In two parts, "Maestra Vida" explores the lives and relationships early in life and late, in the "alley of bored people," delving into the changing personal and political responsibilities. Justice and injustice have been themes in all forms that his career has taken.
"Maestra Vida" also expands the idea of salsa to include other Latin musical forms. A collaboration with trombonist Willie Colón, the opera was also full of instrumental experiments as well as formal and theatrical and poetic ones, including the first time Blades worked with strings.
Well ahead of its time, "Maestra Vida" was not a success. The two-LP set sold poorly and went out of print. It can lately be found, with some looking, on CD. Blades told the crowd Sunday he didn't know what to call the work, saying it wasn't an opera but maybe a musical. It's an opera.
In "Manuela" (expressing the world's most beautiful woman "in whom youth pulsates")and "El Nacimiento de Ramiro" (a celebration of the wonders of the birth of Manuela's son) and, especially in "Maestra Vida" (an astonishing song looking back at life written by a 30-year-old), Blades brought a kind of remote but moving wistfulness to songs of his youth that now suggest a precocious maturity. He also offered a handful of his more popular numbers, including "Plastico" (his 1978 ode to plastic people) and "Pedro Navaja" (his take on "Mack the Knife").

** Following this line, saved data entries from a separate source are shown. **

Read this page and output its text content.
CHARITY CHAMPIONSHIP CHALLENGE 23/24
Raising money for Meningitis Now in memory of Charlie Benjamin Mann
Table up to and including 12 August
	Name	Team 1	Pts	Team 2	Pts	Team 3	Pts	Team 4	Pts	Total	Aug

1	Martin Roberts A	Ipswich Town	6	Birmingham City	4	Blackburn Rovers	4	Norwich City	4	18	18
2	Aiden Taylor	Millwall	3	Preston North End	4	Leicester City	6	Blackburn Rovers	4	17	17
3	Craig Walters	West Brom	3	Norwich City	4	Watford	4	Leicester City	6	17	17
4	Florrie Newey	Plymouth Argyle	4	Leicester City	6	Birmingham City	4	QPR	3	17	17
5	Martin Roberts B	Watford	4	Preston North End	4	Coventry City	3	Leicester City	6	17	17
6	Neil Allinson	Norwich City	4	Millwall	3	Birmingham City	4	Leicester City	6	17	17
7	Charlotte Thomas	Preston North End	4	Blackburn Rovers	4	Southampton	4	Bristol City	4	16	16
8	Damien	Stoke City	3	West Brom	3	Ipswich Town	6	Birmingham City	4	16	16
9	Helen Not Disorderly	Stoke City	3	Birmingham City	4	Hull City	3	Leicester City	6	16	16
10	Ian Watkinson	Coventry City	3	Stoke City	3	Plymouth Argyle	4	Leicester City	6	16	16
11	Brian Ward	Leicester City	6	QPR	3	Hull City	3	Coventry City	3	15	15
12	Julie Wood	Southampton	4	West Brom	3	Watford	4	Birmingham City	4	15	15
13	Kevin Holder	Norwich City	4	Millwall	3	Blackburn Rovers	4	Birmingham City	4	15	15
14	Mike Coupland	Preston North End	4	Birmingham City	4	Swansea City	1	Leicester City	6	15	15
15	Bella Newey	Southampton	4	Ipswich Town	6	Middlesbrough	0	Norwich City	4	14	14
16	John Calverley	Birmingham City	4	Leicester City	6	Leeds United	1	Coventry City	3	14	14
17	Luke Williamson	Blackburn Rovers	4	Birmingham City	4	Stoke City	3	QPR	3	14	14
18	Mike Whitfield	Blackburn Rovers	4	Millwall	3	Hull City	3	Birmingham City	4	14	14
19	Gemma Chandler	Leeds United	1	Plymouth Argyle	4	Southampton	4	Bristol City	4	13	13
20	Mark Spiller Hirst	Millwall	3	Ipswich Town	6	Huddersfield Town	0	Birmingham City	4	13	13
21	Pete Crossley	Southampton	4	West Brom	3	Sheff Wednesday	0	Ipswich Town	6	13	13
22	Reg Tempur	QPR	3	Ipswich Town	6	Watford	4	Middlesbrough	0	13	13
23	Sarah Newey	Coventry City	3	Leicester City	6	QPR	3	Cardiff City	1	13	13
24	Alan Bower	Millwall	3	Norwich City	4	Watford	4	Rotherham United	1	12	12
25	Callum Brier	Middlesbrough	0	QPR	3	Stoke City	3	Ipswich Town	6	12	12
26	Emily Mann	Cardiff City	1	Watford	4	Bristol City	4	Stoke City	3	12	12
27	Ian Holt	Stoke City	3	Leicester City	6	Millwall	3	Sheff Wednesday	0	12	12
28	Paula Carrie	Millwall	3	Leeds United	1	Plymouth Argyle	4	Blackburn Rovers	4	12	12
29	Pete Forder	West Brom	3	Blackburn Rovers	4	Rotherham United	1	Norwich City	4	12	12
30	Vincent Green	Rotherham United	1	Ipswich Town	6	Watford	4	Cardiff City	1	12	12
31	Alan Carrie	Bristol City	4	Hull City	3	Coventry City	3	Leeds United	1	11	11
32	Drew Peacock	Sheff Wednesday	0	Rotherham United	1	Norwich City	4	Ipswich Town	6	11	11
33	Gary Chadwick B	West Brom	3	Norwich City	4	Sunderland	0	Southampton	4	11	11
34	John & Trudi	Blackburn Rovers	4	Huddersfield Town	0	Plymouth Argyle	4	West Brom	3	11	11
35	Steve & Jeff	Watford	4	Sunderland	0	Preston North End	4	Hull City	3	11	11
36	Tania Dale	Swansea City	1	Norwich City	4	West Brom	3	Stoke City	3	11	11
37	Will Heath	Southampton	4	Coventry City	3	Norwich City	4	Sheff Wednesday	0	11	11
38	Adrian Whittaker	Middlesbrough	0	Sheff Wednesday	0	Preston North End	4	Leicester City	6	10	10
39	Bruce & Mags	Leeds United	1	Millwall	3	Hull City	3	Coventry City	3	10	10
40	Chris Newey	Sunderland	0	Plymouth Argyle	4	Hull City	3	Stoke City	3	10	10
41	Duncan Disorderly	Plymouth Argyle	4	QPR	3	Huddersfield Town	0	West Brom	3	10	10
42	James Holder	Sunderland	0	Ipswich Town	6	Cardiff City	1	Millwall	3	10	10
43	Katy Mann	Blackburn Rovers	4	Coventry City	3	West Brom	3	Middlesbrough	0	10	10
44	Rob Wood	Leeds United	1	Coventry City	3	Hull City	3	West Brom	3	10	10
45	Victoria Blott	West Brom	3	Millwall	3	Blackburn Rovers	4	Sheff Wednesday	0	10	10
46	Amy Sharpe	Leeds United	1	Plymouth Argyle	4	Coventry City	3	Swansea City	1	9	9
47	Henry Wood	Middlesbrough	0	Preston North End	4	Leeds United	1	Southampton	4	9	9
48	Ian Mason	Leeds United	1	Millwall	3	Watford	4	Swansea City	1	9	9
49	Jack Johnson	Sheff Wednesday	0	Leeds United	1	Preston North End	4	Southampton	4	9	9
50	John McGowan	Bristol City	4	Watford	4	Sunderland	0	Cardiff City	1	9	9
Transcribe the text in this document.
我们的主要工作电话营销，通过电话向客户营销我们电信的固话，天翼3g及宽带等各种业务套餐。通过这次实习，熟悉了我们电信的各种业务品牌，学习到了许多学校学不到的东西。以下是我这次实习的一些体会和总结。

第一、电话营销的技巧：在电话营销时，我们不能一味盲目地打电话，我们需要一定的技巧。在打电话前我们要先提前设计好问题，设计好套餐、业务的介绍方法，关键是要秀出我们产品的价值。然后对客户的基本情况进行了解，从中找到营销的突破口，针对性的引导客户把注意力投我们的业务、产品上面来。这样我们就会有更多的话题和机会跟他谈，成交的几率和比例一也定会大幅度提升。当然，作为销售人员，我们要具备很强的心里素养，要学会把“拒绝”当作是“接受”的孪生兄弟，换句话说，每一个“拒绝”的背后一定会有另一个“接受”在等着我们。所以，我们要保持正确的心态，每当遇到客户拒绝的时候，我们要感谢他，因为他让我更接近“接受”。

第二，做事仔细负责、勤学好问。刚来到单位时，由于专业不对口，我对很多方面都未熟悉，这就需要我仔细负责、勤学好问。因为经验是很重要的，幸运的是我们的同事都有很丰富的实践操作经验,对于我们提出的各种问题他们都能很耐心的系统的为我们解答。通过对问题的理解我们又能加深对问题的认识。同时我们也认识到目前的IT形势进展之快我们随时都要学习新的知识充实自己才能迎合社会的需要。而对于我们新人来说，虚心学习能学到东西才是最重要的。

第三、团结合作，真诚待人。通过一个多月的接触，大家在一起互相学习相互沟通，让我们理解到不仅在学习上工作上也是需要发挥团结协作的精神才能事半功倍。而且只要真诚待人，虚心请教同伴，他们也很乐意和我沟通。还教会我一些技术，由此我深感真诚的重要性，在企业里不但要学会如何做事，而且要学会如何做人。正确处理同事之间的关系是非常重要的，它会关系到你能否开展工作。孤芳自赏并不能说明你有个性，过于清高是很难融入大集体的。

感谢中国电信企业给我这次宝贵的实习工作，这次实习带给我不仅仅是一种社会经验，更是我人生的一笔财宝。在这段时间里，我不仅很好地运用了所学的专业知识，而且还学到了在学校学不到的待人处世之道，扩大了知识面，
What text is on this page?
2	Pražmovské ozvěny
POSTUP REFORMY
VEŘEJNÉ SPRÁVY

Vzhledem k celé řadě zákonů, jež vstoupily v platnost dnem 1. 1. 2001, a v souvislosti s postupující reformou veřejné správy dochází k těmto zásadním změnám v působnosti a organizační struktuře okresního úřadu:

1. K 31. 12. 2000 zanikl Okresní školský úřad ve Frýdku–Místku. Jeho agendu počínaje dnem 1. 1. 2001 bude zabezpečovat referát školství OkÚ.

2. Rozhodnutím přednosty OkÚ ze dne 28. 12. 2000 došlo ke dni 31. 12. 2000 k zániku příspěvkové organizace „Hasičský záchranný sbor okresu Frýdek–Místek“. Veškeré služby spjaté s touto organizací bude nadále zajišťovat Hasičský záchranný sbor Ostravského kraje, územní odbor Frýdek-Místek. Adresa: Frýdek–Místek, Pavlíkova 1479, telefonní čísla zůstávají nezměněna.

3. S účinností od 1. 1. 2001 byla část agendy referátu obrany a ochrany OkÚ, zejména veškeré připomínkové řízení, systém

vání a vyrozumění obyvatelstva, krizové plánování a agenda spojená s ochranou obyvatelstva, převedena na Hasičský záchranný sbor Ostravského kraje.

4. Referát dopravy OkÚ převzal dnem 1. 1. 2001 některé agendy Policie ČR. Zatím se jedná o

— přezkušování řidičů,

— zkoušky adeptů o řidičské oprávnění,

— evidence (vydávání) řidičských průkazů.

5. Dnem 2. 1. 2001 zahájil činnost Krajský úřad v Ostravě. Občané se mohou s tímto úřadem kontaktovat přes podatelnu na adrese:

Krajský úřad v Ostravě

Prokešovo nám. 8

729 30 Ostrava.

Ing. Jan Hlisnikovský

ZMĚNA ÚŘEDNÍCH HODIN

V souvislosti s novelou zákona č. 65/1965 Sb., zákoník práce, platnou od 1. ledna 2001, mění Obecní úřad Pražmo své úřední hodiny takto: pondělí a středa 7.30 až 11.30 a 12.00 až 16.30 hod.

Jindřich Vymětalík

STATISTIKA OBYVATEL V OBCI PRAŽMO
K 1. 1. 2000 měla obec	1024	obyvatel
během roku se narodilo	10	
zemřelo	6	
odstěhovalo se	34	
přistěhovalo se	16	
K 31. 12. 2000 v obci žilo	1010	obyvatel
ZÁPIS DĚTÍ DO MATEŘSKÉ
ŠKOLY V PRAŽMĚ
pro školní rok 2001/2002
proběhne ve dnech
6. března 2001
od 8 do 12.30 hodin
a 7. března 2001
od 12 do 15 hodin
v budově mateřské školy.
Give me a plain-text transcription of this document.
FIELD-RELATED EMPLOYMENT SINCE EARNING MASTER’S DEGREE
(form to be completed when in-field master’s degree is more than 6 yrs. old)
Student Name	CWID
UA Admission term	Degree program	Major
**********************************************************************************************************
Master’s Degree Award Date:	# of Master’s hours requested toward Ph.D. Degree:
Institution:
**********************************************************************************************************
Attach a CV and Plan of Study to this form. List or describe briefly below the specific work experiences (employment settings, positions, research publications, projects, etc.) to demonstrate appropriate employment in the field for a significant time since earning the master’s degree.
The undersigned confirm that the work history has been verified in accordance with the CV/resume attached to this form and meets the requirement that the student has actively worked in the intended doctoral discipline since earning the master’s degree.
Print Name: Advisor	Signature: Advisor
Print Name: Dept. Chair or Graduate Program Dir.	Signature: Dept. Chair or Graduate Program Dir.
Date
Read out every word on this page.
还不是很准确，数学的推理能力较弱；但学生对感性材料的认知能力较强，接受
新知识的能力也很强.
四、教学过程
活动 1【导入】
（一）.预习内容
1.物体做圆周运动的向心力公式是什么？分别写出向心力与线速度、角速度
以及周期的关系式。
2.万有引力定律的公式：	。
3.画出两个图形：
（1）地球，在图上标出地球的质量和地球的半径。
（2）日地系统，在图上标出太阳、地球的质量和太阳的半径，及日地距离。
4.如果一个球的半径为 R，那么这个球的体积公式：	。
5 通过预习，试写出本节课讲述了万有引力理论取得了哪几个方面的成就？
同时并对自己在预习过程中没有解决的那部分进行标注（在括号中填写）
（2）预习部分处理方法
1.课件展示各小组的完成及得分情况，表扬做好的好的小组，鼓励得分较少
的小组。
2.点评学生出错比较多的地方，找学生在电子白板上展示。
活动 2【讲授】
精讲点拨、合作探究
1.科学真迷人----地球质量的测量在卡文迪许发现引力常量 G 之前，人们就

But there wasn't any real sense of connection, beyond obvious mutual respect, with Dudamel or the L.A. Phil. Something, and I'm not sure what, was lacking. The Bolívars would do well to put their no doubt amazing "Maestra Vida" concert out on video.
Dudamel introduced the evening by saying that he wanted to include a thousand pieces, likening the process to packing for a trip and wanting to take everything with you. But when the suitcase won't close, you have to take things out.
This time, he packed too quickly. He kept Marquez's Danzón No. 4, a slyly ingratiating score, but couldn't fit in the Mexican composer's intriguing Ravelian Danzón No. 8 and took it out of the program. Instead, Dudamel kept the four featherweight tangos by Kauderer, who is best known as a film composer. They made the suitcase lighter, but that was about all.